The script creates 4 output files, beginning with the supplied output pattern, but each with a unique extension:

  • .txt final scores in 12-column format
  • .log a record of events, pretty much a copy of what you see on the screen when you run the script
  • .mat a matfile containing everything in the workspace at the end of scoring, for post-mortems
  • .orf a list of unique strain_ids from columns 1 & 2 of .txt which may come in handy (e.g. for building a hashmap to load the .txt file

SAFE-ENTRY points

The script has a number of places marked: % SAFE ENTRY Which means "The only variables which change after this point, are created after this point." These have been determined by manual inspection and are by no means exhaustive. They are used to resume the script mid-execution to save time when testing changes.
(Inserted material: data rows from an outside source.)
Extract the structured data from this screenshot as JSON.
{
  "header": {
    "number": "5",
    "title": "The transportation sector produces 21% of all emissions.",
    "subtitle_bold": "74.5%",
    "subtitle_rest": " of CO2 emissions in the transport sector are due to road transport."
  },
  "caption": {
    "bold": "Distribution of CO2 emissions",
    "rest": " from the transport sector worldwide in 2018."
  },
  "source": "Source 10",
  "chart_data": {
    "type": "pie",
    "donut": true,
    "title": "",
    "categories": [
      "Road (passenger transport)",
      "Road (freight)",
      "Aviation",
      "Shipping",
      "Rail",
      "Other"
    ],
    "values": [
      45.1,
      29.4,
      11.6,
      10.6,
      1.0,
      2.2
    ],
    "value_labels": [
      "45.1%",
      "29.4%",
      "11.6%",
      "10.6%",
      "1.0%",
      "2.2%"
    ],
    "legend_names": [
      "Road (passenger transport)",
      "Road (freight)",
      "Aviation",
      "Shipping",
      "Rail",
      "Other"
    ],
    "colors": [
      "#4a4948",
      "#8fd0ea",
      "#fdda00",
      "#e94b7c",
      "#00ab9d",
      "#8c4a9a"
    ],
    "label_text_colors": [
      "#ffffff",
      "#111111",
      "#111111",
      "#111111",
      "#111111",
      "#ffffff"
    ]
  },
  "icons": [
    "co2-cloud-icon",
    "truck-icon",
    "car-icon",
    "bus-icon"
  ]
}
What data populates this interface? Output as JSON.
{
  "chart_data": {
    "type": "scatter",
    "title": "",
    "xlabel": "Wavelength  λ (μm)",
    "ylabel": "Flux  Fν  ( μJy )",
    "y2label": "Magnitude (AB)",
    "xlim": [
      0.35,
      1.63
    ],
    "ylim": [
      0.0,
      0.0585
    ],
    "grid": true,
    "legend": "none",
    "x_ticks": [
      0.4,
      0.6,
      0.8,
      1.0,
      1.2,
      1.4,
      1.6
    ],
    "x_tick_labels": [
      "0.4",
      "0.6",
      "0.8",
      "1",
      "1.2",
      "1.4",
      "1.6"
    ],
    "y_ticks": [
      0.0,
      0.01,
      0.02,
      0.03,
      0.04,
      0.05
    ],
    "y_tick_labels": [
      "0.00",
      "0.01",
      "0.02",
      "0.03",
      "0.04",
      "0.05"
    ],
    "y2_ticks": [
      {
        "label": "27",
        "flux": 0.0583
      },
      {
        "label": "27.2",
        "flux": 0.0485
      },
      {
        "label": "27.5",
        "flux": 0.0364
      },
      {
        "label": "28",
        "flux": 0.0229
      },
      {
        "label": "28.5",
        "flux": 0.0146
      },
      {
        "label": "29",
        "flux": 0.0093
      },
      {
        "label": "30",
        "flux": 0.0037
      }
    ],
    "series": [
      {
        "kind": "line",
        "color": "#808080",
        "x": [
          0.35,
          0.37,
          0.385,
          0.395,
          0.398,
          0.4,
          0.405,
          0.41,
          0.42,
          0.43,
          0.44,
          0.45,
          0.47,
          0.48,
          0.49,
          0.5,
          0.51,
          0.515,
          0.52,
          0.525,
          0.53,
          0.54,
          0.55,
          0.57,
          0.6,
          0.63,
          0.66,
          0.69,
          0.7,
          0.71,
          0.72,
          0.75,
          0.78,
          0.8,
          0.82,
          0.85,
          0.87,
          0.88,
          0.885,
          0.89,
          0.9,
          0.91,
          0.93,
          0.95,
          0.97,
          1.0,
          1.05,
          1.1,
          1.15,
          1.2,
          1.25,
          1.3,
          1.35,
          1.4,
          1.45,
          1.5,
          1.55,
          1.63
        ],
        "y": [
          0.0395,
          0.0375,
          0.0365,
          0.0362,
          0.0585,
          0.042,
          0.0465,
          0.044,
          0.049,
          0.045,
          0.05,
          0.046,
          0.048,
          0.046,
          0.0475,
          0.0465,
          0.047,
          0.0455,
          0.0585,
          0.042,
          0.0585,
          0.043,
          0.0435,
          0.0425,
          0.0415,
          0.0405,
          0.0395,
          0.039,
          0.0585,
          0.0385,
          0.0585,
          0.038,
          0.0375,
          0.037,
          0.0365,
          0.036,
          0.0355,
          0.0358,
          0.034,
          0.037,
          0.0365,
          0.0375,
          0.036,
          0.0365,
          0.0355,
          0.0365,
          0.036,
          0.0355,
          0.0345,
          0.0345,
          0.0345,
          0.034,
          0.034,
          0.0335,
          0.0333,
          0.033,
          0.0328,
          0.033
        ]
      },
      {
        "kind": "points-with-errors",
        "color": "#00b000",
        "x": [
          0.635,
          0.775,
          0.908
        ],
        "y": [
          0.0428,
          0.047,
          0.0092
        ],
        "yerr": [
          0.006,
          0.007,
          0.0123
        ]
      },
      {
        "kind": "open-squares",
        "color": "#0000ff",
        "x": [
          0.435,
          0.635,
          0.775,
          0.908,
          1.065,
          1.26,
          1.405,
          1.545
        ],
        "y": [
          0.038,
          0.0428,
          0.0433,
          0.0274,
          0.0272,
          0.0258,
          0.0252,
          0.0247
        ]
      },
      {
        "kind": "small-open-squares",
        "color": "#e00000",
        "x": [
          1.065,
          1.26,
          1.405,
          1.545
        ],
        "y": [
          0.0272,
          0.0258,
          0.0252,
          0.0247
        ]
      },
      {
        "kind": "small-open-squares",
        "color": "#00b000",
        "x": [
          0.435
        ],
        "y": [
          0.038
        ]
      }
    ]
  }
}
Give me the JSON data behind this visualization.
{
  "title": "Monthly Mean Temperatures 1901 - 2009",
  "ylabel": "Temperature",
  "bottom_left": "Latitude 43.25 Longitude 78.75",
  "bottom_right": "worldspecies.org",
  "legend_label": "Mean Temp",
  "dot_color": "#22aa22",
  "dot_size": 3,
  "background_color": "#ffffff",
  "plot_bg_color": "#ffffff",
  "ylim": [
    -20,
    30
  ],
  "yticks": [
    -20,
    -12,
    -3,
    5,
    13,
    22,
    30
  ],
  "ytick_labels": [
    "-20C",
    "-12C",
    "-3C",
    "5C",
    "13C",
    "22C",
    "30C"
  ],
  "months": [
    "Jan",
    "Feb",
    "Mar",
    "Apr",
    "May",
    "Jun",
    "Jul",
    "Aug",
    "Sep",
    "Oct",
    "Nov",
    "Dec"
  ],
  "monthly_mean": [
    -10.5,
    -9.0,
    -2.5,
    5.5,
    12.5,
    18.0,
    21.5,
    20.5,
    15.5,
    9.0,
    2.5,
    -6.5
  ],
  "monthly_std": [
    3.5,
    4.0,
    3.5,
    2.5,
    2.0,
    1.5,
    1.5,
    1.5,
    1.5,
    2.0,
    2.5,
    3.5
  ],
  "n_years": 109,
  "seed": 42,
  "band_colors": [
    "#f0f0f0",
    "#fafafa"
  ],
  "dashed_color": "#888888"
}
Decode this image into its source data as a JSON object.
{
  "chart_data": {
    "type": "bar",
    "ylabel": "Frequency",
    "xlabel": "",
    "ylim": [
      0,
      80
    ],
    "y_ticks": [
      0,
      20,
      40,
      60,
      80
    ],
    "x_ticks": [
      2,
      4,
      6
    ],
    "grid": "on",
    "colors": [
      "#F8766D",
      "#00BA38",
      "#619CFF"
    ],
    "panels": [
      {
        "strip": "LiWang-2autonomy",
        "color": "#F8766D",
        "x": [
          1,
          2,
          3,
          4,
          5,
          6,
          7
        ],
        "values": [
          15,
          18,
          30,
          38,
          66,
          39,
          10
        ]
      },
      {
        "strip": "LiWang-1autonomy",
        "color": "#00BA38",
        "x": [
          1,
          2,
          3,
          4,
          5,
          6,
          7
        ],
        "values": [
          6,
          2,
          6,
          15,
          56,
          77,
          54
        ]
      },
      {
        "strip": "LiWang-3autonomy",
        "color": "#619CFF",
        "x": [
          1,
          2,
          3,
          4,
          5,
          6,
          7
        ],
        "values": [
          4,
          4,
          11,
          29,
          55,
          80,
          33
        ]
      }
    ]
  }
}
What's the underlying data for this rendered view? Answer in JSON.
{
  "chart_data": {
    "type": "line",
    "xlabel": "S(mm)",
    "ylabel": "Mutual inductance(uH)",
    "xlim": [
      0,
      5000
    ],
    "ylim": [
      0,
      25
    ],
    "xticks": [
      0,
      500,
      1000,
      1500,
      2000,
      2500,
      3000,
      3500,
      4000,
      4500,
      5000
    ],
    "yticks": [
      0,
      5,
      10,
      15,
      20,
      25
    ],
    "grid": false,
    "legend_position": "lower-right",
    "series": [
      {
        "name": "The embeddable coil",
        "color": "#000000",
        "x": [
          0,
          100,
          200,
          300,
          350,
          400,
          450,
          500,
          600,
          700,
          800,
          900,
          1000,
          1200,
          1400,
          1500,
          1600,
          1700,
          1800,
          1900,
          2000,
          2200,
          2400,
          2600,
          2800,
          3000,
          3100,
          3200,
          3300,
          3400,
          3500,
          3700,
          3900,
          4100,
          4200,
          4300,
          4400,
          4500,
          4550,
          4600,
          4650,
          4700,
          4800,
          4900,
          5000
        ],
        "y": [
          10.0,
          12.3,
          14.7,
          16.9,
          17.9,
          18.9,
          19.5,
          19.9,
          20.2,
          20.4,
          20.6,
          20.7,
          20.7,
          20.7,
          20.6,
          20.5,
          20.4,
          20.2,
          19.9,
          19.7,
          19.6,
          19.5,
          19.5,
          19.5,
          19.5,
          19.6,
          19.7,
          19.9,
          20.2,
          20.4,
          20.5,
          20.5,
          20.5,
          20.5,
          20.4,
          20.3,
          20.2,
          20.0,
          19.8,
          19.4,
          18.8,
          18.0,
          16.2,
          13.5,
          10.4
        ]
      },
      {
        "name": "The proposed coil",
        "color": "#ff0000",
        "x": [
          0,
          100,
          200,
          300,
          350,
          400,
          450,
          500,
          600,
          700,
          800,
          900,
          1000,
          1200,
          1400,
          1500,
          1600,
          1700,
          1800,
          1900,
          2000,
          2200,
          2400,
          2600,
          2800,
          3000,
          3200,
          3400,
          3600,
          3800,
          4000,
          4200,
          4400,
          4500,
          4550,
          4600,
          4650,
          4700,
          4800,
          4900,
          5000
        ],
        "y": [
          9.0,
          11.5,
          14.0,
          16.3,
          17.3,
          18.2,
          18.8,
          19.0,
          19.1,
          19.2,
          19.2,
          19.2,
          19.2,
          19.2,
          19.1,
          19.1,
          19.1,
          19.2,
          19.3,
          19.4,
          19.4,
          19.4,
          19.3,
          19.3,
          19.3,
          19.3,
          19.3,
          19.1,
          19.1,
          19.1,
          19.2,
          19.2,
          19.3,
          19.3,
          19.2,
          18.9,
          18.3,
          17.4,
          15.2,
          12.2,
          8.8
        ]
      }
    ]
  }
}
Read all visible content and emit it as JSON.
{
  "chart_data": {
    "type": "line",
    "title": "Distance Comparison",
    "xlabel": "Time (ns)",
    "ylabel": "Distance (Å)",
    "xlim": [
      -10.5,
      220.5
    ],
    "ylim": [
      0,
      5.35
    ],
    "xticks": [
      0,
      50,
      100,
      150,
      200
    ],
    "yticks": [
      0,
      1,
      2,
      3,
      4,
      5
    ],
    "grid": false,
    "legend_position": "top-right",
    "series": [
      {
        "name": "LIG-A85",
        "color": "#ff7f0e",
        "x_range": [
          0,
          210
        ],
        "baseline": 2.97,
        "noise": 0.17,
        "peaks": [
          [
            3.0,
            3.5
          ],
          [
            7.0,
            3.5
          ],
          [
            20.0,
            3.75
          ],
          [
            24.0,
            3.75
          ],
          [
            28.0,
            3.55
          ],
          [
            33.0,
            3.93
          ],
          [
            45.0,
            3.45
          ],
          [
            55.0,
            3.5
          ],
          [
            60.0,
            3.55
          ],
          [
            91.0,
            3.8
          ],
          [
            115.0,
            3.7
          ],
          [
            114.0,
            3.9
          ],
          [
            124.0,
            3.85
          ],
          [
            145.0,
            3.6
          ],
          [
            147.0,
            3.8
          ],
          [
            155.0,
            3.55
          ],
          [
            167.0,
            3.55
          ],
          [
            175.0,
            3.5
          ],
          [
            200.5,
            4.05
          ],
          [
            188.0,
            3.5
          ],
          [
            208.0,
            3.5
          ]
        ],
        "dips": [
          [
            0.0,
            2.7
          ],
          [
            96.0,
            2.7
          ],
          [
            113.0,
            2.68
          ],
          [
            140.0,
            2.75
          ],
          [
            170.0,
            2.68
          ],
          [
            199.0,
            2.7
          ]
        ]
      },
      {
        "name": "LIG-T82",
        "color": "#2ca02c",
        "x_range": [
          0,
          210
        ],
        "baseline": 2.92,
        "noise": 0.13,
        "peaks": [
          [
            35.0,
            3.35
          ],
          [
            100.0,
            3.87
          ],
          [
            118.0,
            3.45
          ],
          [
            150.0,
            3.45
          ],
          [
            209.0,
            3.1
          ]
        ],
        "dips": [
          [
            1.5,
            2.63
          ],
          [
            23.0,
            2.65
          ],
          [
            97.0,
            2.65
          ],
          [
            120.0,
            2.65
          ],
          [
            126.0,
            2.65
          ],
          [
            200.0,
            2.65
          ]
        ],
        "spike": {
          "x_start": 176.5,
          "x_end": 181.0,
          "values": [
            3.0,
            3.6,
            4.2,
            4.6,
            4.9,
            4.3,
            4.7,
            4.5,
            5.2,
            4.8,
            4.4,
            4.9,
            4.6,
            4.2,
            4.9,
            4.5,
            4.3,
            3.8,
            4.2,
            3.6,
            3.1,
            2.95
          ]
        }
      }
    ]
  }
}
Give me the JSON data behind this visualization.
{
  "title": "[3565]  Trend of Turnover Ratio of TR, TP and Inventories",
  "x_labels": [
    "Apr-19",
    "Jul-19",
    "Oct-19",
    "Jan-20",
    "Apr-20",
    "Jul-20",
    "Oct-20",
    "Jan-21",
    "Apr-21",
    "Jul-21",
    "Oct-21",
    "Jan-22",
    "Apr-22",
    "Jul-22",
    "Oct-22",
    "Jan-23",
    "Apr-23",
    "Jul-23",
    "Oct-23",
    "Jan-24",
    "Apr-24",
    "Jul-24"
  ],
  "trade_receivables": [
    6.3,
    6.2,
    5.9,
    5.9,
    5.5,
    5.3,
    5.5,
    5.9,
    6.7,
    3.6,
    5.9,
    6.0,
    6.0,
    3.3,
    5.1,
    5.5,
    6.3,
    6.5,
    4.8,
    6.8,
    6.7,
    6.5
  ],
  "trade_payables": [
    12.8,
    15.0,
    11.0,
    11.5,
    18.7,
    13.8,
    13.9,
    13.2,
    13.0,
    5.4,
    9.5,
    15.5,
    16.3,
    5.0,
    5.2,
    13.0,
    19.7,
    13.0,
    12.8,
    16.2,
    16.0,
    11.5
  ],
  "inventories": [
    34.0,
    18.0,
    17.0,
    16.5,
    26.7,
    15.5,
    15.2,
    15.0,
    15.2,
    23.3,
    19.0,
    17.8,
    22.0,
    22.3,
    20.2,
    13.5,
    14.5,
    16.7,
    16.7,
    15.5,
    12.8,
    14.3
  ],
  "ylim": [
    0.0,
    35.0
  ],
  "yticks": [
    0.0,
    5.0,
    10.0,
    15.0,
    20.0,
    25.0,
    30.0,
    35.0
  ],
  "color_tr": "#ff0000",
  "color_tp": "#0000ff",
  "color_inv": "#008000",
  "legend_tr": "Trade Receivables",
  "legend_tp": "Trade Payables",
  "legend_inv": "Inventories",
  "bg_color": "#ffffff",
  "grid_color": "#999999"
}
I generally use this procedure:

  • Locate the position of the change you wish to test (line XXX)
  • Locate the first SAFE ENTRY above XXX, (line YYY)
  • Delete lines 1-YYY and save the results to resume.m
  • To supress logging to the log-file, set this magic number at the top of resume.m : lfid = -11;
    • Or to log: lfid = fopen([outputfile '.log'], 'a') (a to append, w to overwrite)
  • load the mat-file you want to resume (if not already loaded)
  • run resume

File Formats

See the Column_Key for description of input and outputfiles

Requirements

  • MATLAB version (other than 2010b which has a bug in svm())
  • Image Processing Toolbox (image_toolbox)
  • Statistics Toolbox (statistics_toolbox)